Source: Enable Midstream Partners

Thanks to the oil crash Wall Street is pretty much abandoning all energy stocks which provides income investors with amazingly undervalued long-term dividend opportunities. However, as always, the risk is that investors might end up investing in a seemingly attractive high-yield dividend stock that turns out to be cheap for good reason. Take for example Enable Midstream Partners (ENBL), which has been butchered by the market over the past year and now offers one of the highest yields in the midstream MLP industry.

ENBL Chart
ENBL data by YCharts

Let's take a look at this troubled MLP's 2015 results and why 2016 might get even worse to see just why investors should steer clear of this value trap.

Rising volumes BUT falling earnings and cash flows

Metric  2014  2015  Change 
Adjusted Earnings Before Interest, Taxes, Depreciation, and Amortization (EBITDA)  $881 million $801 million  (9.1%)
Distributable Cash Flow (DCF) $634 million  $538 million  (15.1)
Distribution per Unit $1.25 1.27 1.6%
Distribution Coverage Ratio (DCR) 1.20  1.01  (15.8)
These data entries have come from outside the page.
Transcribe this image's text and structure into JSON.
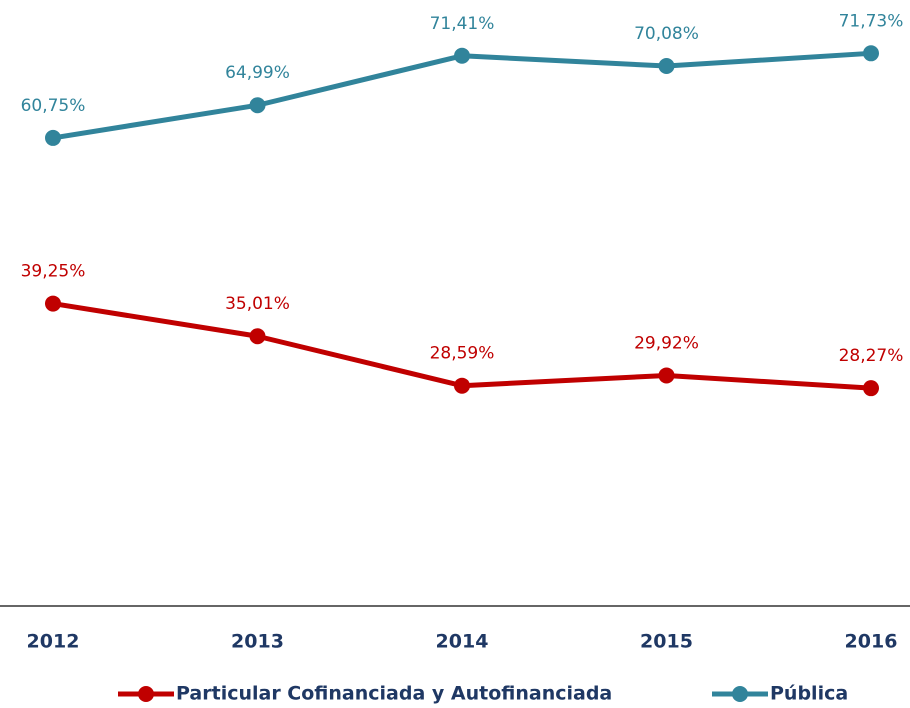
{
  "chart_data": {
    "type": "line",
    "categories": [
      "2012",
      "2013",
      "2014",
      "2015",
      "2016"
    ],
    "series": [
      {
        "name": "Particular Cofinanciada y Autofinanciada",
        "color": "#c00000",
        "values": [
          39.25,
          35.01,
          28.59,
          29.92,
          28.27
        ],
        "value_labels": [
          "39,25%",
          "35,01%",
          "28,59%",
          "29,92%",
          "28,27%"
        ]
      },
      {
        "name": "Pública",
        "color": "#31849b",
        "values": [
          60.75,
          64.99,
          71.41,
          70.08,
          71.73
        ],
        "value_labels": [
          "60,75%",
          "64,99%",
          "71,41%",
          "70,08%",
          "71,73%"
        ]
      }
    ],
    "ylim": [
      0,
      78
    ],
    "legend": "bottom"
  }
}
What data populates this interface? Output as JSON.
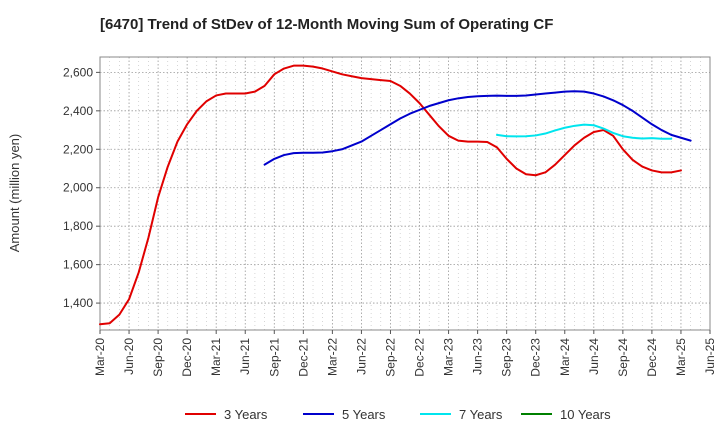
{
  "chart_data": {
    "type": "line",
    "title": "[6470]  Trend of StDev of 12-Month Moving Sum of Operating CF",
    "xlabel": "",
    "ylabel": "Amount (million yen)",
    "ylim": [
      1260,
      2680
    ],
    "y_ticks": [
      1400,
      1600,
      1800,
      2000,
      2200,
      2400,
      2600
    ],
    "y_tick_labels": [
      "1,400",
      "1,600",
      "1,800",
      "2,000",
      "2,200",
      "2,400",
      "2,600"
    ],
    "x_tick_labels": [
      "Mar-20",
      "Jun-20",
      "Sep-20",
      "Dec-20",
      "Mar-21",
      "Jun-21",
      "Sep-21",
      "Dec-21",
      "Mar-22",
      "Jun-22",
      "Sep-22",
      "Dec-22",
      "Mar-23",
      "Jun-23",
      "Sep-23",
      "Dec-23",
      "Mar-24",
      "Jun-24",
      "Sep-24",
      "Dec-24",
      "Mar-25",
      "Jun-25"
    ],
    "grid": true,
    "legend_position": "bottom",
    "series": [
      {
        "name": "3 Years",
        "color": "#e00000",
        "start": "Mar-20",
        "values": [
          1290,
          1295,
          1340,
          1420,
          1560,
          1740,
          1950,
          2110,
          2240,
          2330,
          2400,
          2450,
          2480,
          2490,
          2490,
          2490,
          2500,
          2530,
          2590,
          2620,
          2635,
          2635,
          2630,
          2620,
          2605,
          2590,
          2580,
          2570,
          2565,
          2560,
          2555,
          2530,
          2490,
          2440,
          2380,
          2320,
          2270,
          2245,
          2240,
          2240,
          2238,
          2210,
          2150,
          2100,
          2070,
          2065,
          2080,
          2120,
          2170,
          2220,
          2260,
          2290,
          2300,
          2270,
          2200,
          2145,
          2110,
          2090,
          2080,
          2080,
          2090
        ]
      },
      {
        "name": "5 Years",
        "color": "#0000cc",
        "start": "Aug-21",
        "values": [
          2120,
          2150,
          2170,
          2180,
          2182,
          2182,
          2183,
          2190,
          2200,
          2220,
          2240,
          2270,
          2300,
          2330,
          2360,
          2385,
          2405,
          2425,
          2440,
          2455,
          2465,
          2472,
          2476,
          2478,
          2479,
          2478,
          2478,
          2480,
          2485,
          2490,
          2495,
          2500,
          2502,
          2500,
          2490,
          2475,
          2455,
          2430,
          2400,
          2365,
          2330,
          2300,
          2275,
          2260,
          2245
        ]
      },
      {
        "name": "7 Years",
        "color": "#00e5ee",
        "start": "Aug-23",
        "values": [
          2275,
          2268,
          2267,
          2268,
          2272,
          2282,
          2298,
          2312,
          2322,
          2328,
          2325,
          2308,
          2285,
          2268,
          2260,
          2256,
          2258,
          2255,
          2255
        ]
      },
      {
        "name": "10 Years",
        "color": "#008000",
        "start": "Mar-25",
        "values": []
      }
    ]
  }
}
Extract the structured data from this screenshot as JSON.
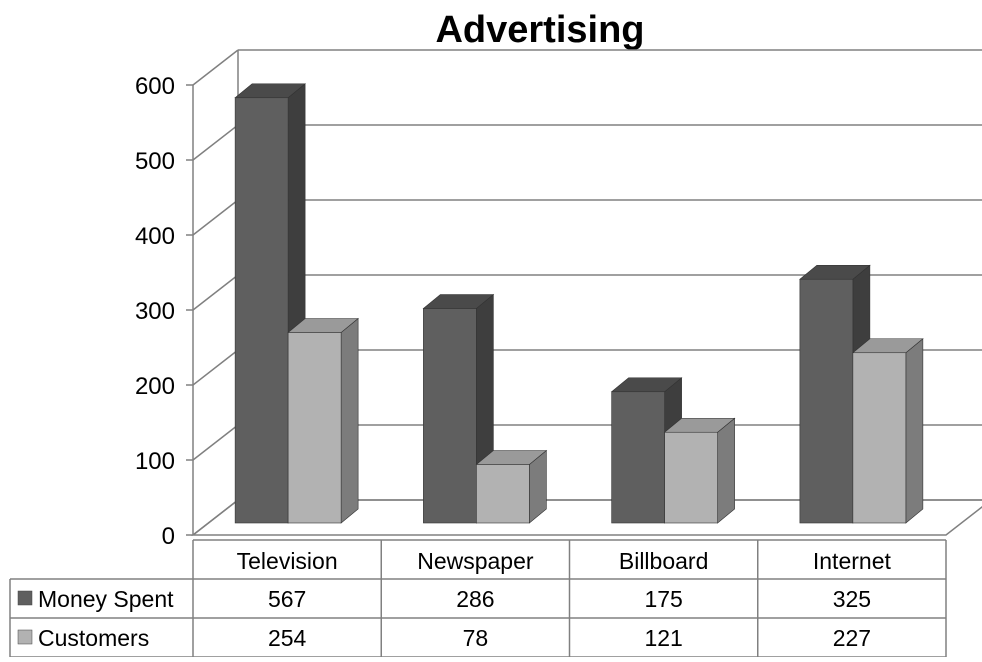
{
  "chart_data": {
    "type": "bar",
    "title": "Advertising",
    "categories": [
      "Television",
      "Newspaper",
      "Billboard",
      "Internet"
    ],
    "series": [
      {
        "name": "Money Spent",
        "values": [
          567,
          286,
          175,
          325
        ],
        "color": "#5f5f5f",
        "side_color": "#3e3e3e",
        "top_color": "#4a4a4a"
      },
      {
        "name": "Customers",
        "values": [
          254,
          78,
          121,
          227
        ],
        "color": "#b2b2b2",
        "side_color": "#7c7c7c",
        "top_color": "#9a9a9a"
      }
    ],
    "ylim": [
      0,
      600
    ],
    "yticks": [
      0,
      100,
      200,
      300,
      400,
      500,
      600
    ],
    "grid": true,
    "legend": "data-table-left",
    "data_table": true,
    "xlabel": "",
    "ylabel": ""
  }
}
Source: 2015 10-K, Yahoo Finance

Despite a year-over-year increase of 14% in processing, and intrastate transport volumes Enable Midstream Partners saw substantial decreases in both Adjusted EBITDA and distributable cash flow. Since the midstream MLP business is a toll-booth like business with cash flows supposedly protected by long-term, fixed-fee contracts, what explains this troubling performance?

The answer lies in Enable Midstream Partners' weak contract mix, which resulted in just 81% of gross margin coming from fixed-fee contracts, and only 54% of its contracts having minimum volume commitments.

Given that Enable Midstream has direct commodity exposure via its gathering pipelines which support drilling rigs in Oklahoma's SCOOP and STACK shale formations, falling natural gas prices have resulted in declining gas rig counts which threaten to cause further volume declines in 2016.

Henry Hub Natural Gas Spot Price Chart
Henry Hub Natural Gas Spot Price data by YCharts

While management guidance was cautiously optimistic about 2016's DCF increasing by about 2% or so, as well as its ability to maintain a coverage ratio above 1, I am skeptical of this outlook for three reasons.

Payout out profile at first seems appealing BUT ...

  • Yield: 22.5%
  • 2016 Coverage Guidance: 1.0 or greater
  • Analyst 5 Year Annual Distribution Projections: 0.6%

Management's 2016 DCF assumptions and coverage guidance are predicated on natural gas and oil prices averaging higher in 2016 then their current market prices.

In addition, Enable Midstream's gathering pipelines are currently still servicing 32 gas drilling rigs operating in the STACK, SCOOP, Haynesville, and Western Oklahoma. This means that should gas prices stay low, or fall further in 2016, its customers could cut back on production and decrease the MLP's volumes and cash flows even further.

With its 2015 coverage ratio already balancing on the knife's edge of sustainability, it's no surprise that Wall Street isn't too confident about Enable Midstream's ability to maintain its current distribution in these market conditions which explains its sky-high yield.

...Credit rating downgrade and another reason to avoid this MLP
The midstream MLP industry is incredible capital intensive and in order to secure its current payout, much less grow it Enable Midstream Partners needs access to cheap debt and equity financing since it pays out all of its DCF to fund its current distribution.

Unfortunately, with its unit price in free fall access to equity markets is cut off, and on February 2, 2016 S&P downgraded Enable Midstream's credit rating from investment grade to junk. This means that the MLP's future debt refinancing costs on its $3.1 billion in debt, are going to be substantially higher than its average interest rate of 2.9%.

In fact, in order to pay off $363 million in debt it owed one of its sponsors, CenterPoint Energy (NYSE: CNP) the MLP recently sold Center Point $363 million in preferred equity that pays a 10% dividend.

This represents a major problem for Enable Midstream because its return on invested capital for the last 12 months was already -6.34%. This indicates that the MLP isn't able to grow profitably and its credit downgrade will meal that its cost of capital will only increase, making it harder to grow its way to distribution sustainability and growth.

Finally there's the fact that CenterPoint and OGE Energy Corp. (NYSE: OGE), Enable Midstream's other sponsor and general partner, are a gas, and electric utility respectively. This means that Enable Midstream's growth runway is very limited to begin with because its sponsor's don't have a large amount of midstream assets to drop down to it in order to fuel the MLP's growth, even if it had access to cheap capital.

Bottom line
Being able to determine which midstream MLPs represent great long-term values and which are cheap for good reason is likely to make the difference between whether or not long-term income investors can profit from the current energy crash.

With its: weak contract mix, dubiously sustainable payout, credit downgrade that's sure to increase its cost of capital, terrible profitability, and short growth runway, Enable Midstream Partners is one high-yield energy investment you should steer clear of.